Девушка приподнялась над подушкой и повернула голову в сторону мужа. Он видел блеск ее прекрасных глаз, а через мгновение они вылились влажным сгустком на сорочку, оставив мокрые следы.

— Марина… — еле выговорил он.

Она протянула к нему руки. Бледная кожа ссохлась, бурыми пятнами расползлась по черепу и истлела, осыпавшись, словно листва с деревьев. Темные глазницы в белой кости все еще продолжали смотреть на Германа. Нижняя челюсть безвольно отвисла, и вместе с дыханием смерти из нее вырвался звук:

— Ты слышишь? Слышишь?.. Герман, да проснись же ты! Слышишь? Ты меня слышишь? — трясла мужа Марина.

— Ммм… Марина? Что это? Что это было?

Медленно сознание возвращалось к Герману. Картинка становилась реальнее — на него смотрели по-прежнему живые и голубые глаза жены.

— Ты совсем уже спятил! — раздраженно выговаривала она. — Уснул прямо в одежде, да еще и орал что-то. Вставай давай! Обед уже скоро.

— Что значит — спятил? Вообще-то я работаю, ты же знаешь! — Странное ощущение наполняло Германа, гнев распирал его и вырывался наружу, круша все преграды на своем пути. — Ты же сама мне твердила, что надо работать хоть по ночам! Что ты хочешь жить! Так на тебе! Пожалуйста! Чем ты теперь недовольна?

Он сам не заметил, как перешел на крик. Его голос звучал чужим, словно затертая запись на магнитной ленте.
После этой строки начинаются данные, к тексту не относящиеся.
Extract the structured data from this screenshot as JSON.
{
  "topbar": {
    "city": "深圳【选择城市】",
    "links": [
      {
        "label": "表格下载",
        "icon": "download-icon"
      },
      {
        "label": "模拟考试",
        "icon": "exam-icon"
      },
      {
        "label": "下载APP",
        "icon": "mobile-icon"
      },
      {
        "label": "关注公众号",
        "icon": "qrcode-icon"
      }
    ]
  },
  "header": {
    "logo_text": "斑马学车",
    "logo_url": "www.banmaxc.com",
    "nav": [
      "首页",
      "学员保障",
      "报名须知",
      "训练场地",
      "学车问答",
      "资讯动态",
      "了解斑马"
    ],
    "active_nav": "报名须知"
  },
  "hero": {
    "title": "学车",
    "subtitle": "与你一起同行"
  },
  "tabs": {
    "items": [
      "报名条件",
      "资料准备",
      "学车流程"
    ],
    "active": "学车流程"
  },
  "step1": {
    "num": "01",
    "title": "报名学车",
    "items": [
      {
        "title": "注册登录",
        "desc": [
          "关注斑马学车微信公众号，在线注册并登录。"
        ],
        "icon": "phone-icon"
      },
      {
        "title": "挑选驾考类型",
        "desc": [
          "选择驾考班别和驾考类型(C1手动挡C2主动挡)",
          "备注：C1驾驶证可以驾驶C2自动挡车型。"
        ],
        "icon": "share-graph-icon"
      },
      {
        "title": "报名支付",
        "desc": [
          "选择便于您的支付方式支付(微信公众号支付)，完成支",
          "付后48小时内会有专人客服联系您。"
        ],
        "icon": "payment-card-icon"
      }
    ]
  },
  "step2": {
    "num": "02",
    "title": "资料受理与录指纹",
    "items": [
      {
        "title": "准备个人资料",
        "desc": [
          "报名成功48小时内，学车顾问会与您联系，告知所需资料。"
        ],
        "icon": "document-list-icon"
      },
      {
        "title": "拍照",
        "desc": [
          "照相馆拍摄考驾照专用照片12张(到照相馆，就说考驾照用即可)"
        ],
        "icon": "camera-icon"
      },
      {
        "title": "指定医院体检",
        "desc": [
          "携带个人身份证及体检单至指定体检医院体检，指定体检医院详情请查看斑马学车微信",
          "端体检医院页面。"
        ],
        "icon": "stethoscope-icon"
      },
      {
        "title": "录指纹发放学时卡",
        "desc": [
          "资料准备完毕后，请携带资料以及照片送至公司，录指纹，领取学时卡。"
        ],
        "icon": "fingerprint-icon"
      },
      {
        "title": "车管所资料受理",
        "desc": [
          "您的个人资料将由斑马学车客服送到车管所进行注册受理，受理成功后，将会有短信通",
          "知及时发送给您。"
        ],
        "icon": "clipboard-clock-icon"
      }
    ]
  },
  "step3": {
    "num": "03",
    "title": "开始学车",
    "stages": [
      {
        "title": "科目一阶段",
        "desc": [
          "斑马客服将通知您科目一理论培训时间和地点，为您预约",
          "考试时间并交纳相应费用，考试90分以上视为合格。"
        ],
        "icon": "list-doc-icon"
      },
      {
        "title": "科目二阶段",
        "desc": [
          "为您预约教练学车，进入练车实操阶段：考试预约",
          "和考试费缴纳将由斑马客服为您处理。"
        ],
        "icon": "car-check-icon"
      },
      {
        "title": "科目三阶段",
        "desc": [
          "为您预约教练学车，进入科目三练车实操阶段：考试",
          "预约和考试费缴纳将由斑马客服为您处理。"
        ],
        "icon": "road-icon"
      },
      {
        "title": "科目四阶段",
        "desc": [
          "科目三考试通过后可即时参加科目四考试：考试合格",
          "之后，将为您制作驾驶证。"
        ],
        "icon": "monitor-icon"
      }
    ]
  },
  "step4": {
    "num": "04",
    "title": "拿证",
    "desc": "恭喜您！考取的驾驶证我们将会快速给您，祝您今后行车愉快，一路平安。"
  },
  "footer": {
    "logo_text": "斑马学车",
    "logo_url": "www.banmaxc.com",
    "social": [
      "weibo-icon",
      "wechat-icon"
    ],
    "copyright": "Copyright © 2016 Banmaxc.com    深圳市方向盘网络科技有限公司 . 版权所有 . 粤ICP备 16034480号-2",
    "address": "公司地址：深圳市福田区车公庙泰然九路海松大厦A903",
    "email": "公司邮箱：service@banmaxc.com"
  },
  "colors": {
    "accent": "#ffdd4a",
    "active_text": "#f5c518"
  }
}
— Успокойся! — И лицо Марины скривилось в брезгливой гримасе.

Презрением повеяло от этого небрежно кинутого слова и словно лезвием полоснуло по сердцу.

— Успокойся, говоришь? — распылялся Герман. — Не нравится? А мне, думаешь, нравится, когда ты врешь в лицо?

— Что?

— Нашла себе спокойного? При деньгах?

— Да ты! Ты совсем уже! — крикнула Марина и выбежала из комнаты.

Но Герман не собирался оставлять это вот так, на полуслове. Уж коли зашел разговор, замалчивать не имело никакого смысла. Он не в состоянии мучиться догадками и делать вид, что все прекрасно.

Он сжал кулаки и заглотнул воздух, словно хватил добрую порцию храбрости.

— Тогда объясни мне, какие такие ты взяла дни без содержания, а? — Уперев руки в бока, он встал в дверях кухни так, что полностью перекрыл жене выход.

— Откуда ты знаешь? — изумилась Марина.

— Был на твоей работе, и Лена мне сказала.

— Так ты за мной следишь, что ли? — Лицо Марины вмиг переменилось. Теперь на Германа смотрели холодные глаза.

— Почему слежу? Просто гулял и зашел к тебе.

— И почему не позвонил? Хотел проверить меня?

— А есть повод проверять?

— Ты меня обвинить хочешь? Да как ты… Как ты можешь? — Голос Марины дрожал, то поднимался на высокие ноты, то лопнувшей струной срывался до хрипотцы. — Это унизительно! Я и представить себе не могла, что ты на такое способен, параноик несчастный!

— Ты дура, что ли? — не выдержал Герман.

Пощечина обожгла лицо. Марина в слезах хлопнула дверью, а Герман остался один на один со своими мыслями и пустым домом. Левая щека пылала, в груди клокотало возмущение, а душу пожирала обида.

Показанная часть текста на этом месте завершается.